那鬼煞是把这人和他绑起来干嘛,让他们两个人互相扶持,齐齐灭亡吗?再拖下去不上药,他就变成一滩黄水了…

刘旷觉得自己的话可能有些不妥当,继续说道:“不是骨头断了,只是脱臼了而已。”

花离颜想了想对他说:“你过来,离我近点。
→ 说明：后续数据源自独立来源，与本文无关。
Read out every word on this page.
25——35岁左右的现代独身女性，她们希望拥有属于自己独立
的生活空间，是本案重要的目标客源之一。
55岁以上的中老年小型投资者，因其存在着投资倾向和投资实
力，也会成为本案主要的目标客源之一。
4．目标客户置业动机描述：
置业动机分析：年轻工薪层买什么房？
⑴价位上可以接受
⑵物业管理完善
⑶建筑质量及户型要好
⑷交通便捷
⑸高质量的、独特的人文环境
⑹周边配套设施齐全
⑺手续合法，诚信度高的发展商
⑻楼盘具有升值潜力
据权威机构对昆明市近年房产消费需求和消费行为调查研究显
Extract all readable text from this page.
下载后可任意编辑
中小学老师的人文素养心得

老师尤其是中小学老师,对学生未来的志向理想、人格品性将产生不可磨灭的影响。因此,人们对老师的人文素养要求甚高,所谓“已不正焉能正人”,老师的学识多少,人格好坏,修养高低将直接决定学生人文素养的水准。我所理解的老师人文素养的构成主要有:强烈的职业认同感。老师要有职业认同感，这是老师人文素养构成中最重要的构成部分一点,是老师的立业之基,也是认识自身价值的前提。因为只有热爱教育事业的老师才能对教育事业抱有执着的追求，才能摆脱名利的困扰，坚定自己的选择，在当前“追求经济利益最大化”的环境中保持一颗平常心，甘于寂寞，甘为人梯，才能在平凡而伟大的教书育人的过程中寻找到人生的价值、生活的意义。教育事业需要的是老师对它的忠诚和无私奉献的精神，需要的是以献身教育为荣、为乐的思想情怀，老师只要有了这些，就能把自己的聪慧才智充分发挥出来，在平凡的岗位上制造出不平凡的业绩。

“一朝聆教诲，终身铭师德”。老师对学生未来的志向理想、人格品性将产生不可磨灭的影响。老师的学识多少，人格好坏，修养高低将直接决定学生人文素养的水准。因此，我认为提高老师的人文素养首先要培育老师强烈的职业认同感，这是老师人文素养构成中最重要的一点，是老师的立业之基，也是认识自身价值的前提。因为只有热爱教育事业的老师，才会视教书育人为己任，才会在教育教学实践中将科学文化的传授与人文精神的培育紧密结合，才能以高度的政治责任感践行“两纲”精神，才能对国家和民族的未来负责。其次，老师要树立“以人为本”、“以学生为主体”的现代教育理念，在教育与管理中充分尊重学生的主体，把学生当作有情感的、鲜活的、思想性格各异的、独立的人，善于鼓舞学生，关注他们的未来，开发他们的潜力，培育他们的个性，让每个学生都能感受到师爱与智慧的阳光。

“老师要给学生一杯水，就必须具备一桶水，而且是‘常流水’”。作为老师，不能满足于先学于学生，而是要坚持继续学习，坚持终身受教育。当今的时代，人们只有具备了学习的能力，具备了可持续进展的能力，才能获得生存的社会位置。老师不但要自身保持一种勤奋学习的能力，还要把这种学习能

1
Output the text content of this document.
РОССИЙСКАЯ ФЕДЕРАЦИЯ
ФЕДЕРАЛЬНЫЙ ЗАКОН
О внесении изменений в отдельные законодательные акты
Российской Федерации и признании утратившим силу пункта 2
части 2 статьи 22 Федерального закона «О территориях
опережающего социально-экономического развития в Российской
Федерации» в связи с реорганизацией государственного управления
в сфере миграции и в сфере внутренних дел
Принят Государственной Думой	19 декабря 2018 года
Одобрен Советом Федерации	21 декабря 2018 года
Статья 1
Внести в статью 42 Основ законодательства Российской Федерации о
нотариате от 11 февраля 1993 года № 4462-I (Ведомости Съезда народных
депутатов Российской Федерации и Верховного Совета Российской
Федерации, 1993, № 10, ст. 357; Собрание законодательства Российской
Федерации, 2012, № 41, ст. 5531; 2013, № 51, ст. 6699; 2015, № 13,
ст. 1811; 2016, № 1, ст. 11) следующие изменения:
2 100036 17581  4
”

刘旷凑过来之后,花离颜伸出条腿,夹在刘旷的胳膊上,一个用力,咯噔一声。

“啊——”刘旷惨叫了一声。

没安上。

花离颜咬了咬牙,又继续猛的用力!

“啊——”刘旷又是一声惨叫。

依旧没安上。

花离颜又试了几十下,等两条胳膊都安上之时,两人均是满头大汗。

刘旷是疼的,花离颜是累的,他本来就体力不支,帮刘旷安上胳膊之后,连说话都觉得气短:“……过来……给我上药。”